Nel saggio, una ipotesi di lavoro per una monografia più ampia ed esauriente mai portata a termine, il C. giudicò Petrarca il primo uomo moderno, per la sensibilità della sua introspezione psicologica e per la trasfigurazione, spiritualistica ed eternante, da lui operata della natura, attraverso lo scioglimento della parola nella musica. Una poetica, quella attribuita alle scrittore trecentesco, che appariva riproponibile nel presente: in sintonia con Wagner e con il sensualismo plastico di alcune direttrici del decadentismo, il C. sottolineò che elemento fondante della lirica doveva essere "non la parola come lettera, ma la parola come suono e come ritmo" e che i suoni, "simboli di parole", dovevano suggerire "le idee eterne naturali". Sulle affermazioni contiane pesava l'eredità del simbolismo'e della nozione di musica quale momento rivelatore della rete di analogie sottese al reale; una tesi condivisa da D'Annunzio, che lodò lo studio petrarchesco nella prefazione a La beata riva.
Nel 1893 il C. fu destinato per il suo lavoro agli Uffizi di Firenze e, l'anno seguente, trasferito a Venezia, presso l'Accademia. Qui tenne anche regolari lezioni di storia dell'arte e fu incaricato dal governo di compilare una rassegna delle opere di pittura veneziana. Terminato il suo lavoro, nel 1895 avrebbe dato alle stampe della tipografia dell'Ancora il Catalogo delle gallerie di Venezia. Il soggiorno veneziano del C. - durante il quale rimase a contatto con D'Annunzio, anche egli frequentemente nella città lagunare, e conobbe Mario Fortuny ed Eleonora Duse, intrecciando con lei una fitta corrispondenza - fu però segnato dallo studio su Giorgione, edito nel 1894 da Alinari di Firenze.

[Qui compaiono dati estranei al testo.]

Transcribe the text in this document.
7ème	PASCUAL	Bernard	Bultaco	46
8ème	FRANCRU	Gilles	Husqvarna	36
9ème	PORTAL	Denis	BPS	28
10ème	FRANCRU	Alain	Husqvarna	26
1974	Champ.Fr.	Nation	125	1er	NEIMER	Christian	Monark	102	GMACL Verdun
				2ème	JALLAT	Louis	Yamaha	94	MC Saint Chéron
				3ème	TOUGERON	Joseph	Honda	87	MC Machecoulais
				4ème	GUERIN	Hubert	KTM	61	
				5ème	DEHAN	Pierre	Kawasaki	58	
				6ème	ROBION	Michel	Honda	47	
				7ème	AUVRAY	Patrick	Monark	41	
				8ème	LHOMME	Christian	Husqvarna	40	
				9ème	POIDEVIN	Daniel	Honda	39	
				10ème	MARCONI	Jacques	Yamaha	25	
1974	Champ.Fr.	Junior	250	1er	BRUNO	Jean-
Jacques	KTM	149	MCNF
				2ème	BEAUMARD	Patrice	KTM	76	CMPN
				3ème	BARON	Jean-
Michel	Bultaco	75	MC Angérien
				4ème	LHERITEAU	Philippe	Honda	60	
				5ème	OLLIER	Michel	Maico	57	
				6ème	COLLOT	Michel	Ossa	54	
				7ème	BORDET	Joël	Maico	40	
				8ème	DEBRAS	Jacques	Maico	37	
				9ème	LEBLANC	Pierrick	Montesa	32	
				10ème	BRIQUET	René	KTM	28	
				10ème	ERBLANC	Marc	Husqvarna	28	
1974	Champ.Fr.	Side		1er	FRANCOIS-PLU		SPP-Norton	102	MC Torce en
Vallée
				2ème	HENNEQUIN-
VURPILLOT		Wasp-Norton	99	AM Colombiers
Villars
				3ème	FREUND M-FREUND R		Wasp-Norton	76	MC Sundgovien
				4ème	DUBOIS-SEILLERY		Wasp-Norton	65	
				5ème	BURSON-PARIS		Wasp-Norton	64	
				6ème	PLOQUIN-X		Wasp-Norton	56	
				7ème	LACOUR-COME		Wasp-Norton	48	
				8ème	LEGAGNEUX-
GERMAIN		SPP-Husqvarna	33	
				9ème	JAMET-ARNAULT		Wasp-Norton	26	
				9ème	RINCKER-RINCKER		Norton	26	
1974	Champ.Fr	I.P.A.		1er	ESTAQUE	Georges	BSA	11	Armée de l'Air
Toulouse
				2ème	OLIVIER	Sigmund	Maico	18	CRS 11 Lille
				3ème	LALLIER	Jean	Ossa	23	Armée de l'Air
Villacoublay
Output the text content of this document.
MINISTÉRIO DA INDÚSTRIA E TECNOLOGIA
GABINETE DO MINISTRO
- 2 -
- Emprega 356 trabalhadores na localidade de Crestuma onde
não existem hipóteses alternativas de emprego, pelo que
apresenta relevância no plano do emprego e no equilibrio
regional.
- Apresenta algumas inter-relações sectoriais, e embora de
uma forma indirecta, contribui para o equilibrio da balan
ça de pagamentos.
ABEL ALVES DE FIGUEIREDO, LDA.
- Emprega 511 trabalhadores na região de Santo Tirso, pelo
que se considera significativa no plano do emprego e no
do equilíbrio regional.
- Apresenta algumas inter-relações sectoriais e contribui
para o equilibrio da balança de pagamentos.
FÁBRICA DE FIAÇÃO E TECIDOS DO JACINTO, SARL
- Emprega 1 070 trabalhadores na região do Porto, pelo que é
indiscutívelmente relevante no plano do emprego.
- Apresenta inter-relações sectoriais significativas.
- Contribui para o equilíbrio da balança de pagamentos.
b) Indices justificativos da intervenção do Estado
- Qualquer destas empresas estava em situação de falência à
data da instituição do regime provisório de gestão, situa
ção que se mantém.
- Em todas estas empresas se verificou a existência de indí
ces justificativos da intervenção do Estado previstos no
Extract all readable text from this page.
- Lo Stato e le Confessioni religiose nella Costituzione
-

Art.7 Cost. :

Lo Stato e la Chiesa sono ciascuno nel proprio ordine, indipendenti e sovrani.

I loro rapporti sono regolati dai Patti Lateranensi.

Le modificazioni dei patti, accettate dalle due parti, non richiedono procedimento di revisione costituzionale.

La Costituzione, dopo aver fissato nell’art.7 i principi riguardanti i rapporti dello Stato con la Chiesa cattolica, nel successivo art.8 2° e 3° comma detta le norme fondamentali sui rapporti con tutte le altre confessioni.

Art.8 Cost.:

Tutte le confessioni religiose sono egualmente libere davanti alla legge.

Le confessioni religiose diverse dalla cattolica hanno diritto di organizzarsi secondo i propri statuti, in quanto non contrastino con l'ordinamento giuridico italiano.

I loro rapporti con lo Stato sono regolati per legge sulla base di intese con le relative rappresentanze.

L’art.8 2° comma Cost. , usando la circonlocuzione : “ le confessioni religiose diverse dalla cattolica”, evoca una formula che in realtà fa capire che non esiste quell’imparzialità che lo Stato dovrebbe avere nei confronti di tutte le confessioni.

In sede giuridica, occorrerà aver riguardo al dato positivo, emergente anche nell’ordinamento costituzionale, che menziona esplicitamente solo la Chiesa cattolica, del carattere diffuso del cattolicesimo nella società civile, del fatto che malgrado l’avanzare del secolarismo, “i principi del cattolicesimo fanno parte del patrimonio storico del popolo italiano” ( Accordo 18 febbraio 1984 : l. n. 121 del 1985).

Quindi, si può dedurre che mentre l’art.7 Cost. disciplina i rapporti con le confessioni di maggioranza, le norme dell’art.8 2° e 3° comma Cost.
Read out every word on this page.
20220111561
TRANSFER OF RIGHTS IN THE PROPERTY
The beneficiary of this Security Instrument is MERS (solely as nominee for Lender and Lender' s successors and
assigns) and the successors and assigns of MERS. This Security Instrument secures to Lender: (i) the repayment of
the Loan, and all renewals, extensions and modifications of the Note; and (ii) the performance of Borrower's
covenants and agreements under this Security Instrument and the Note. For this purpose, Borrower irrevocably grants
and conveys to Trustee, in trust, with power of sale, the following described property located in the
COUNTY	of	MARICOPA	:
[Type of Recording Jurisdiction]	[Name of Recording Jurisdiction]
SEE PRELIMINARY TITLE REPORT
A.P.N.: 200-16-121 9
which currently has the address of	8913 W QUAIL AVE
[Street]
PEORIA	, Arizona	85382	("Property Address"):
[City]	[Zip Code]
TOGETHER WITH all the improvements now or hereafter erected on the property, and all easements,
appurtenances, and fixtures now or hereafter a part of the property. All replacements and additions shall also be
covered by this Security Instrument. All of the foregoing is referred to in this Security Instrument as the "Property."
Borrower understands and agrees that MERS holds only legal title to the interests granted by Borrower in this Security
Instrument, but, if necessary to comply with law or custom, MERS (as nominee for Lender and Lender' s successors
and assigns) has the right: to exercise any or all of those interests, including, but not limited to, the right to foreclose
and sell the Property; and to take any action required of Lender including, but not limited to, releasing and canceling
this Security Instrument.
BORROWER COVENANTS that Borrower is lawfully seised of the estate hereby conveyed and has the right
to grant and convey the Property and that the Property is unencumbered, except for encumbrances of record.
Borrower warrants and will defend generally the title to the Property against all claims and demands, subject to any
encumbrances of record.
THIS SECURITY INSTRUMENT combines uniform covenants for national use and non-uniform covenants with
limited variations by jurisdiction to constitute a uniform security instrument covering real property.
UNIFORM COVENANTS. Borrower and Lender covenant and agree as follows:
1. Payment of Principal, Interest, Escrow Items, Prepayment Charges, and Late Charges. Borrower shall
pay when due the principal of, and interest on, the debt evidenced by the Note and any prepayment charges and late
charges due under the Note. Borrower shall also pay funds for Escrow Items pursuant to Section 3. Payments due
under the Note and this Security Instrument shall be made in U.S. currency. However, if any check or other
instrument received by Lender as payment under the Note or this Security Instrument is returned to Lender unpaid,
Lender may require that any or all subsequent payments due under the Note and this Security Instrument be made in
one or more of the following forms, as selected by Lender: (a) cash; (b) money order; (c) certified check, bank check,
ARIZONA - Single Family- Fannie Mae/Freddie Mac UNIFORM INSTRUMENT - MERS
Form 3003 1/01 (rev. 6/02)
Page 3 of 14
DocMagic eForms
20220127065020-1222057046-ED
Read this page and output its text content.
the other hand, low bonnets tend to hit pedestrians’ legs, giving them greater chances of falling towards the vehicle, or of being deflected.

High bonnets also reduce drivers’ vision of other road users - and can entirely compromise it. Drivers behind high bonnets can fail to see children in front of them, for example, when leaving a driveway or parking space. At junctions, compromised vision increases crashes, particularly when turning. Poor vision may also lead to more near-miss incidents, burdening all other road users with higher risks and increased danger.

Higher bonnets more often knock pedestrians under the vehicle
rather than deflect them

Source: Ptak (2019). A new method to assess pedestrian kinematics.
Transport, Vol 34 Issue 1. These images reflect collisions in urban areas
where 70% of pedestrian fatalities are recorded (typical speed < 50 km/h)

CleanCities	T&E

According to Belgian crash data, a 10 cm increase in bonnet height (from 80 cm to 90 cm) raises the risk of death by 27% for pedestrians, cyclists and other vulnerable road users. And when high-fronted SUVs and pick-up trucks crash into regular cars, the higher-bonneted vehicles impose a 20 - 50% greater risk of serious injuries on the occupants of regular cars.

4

La scelta del tema dell'analisi configurava una vera scelta di tendenza. La pittura veneta, e la giorgionesca in particolare, appariva tessuta di sottili fremiti paesistici e calata problematicamente nel mistero della natura: proprio quanto le nuove generazioni di artisti e di letterati dovevano sentire e rivivere. Nella "simpatia", del resto, il C. collocava il compito del critico: più che distanziarla oggettivamente. ed elaborare una dimostrazione scientifica, egli doveva essere toccato dall'opera considerata ed esprimere lo stato d'animo che essa gli stimolava. E l'opera tanto più era poesia, quanto più generava una gamma profonda di sentimenti, purificava le passioni, prolungava la natura e l'imitava nell'inesausta aspirazione alla bellezza. Un'arte e una critica estatiche: messi ai margini i valori dell'intelletto e della comunicazione, l'artista e il critico dovevano mirare allo stato di grazia della trascendenza; quello doveva produrlo, questi riprodurlo, "artifex additus artifici". Ruskin e Pater fornivano i materiali ideologici e metodologici di base: l'uno con il manifesto dell'arte preraffaellita, l'altro con l'idea della "unità e unicità delle forme dello spirito e dell'arte". Per questa teoria doveva considerarsi vana ogni specificità di approccio alle espressioni artistiche; e lo stile, se rivestiva di caratteri immortali l'opera, prescindeva totalmente dallo sviluppo delle tecniche e dei linguaggi. La vicenda di Giorgione era riassunta nel passaggio della sua pittura dalla colpa e dal dolore all'apoteosi della vita rinnovata e nella chiarificazione dell'arte come via religiosa alla conoscenza di Dio e all'annientamento in lui: una ipotesi suffragata da un discorso critico limitato e poco probante, perché impressionistico e fondamentalmente dissociante il contenuto dalla forma.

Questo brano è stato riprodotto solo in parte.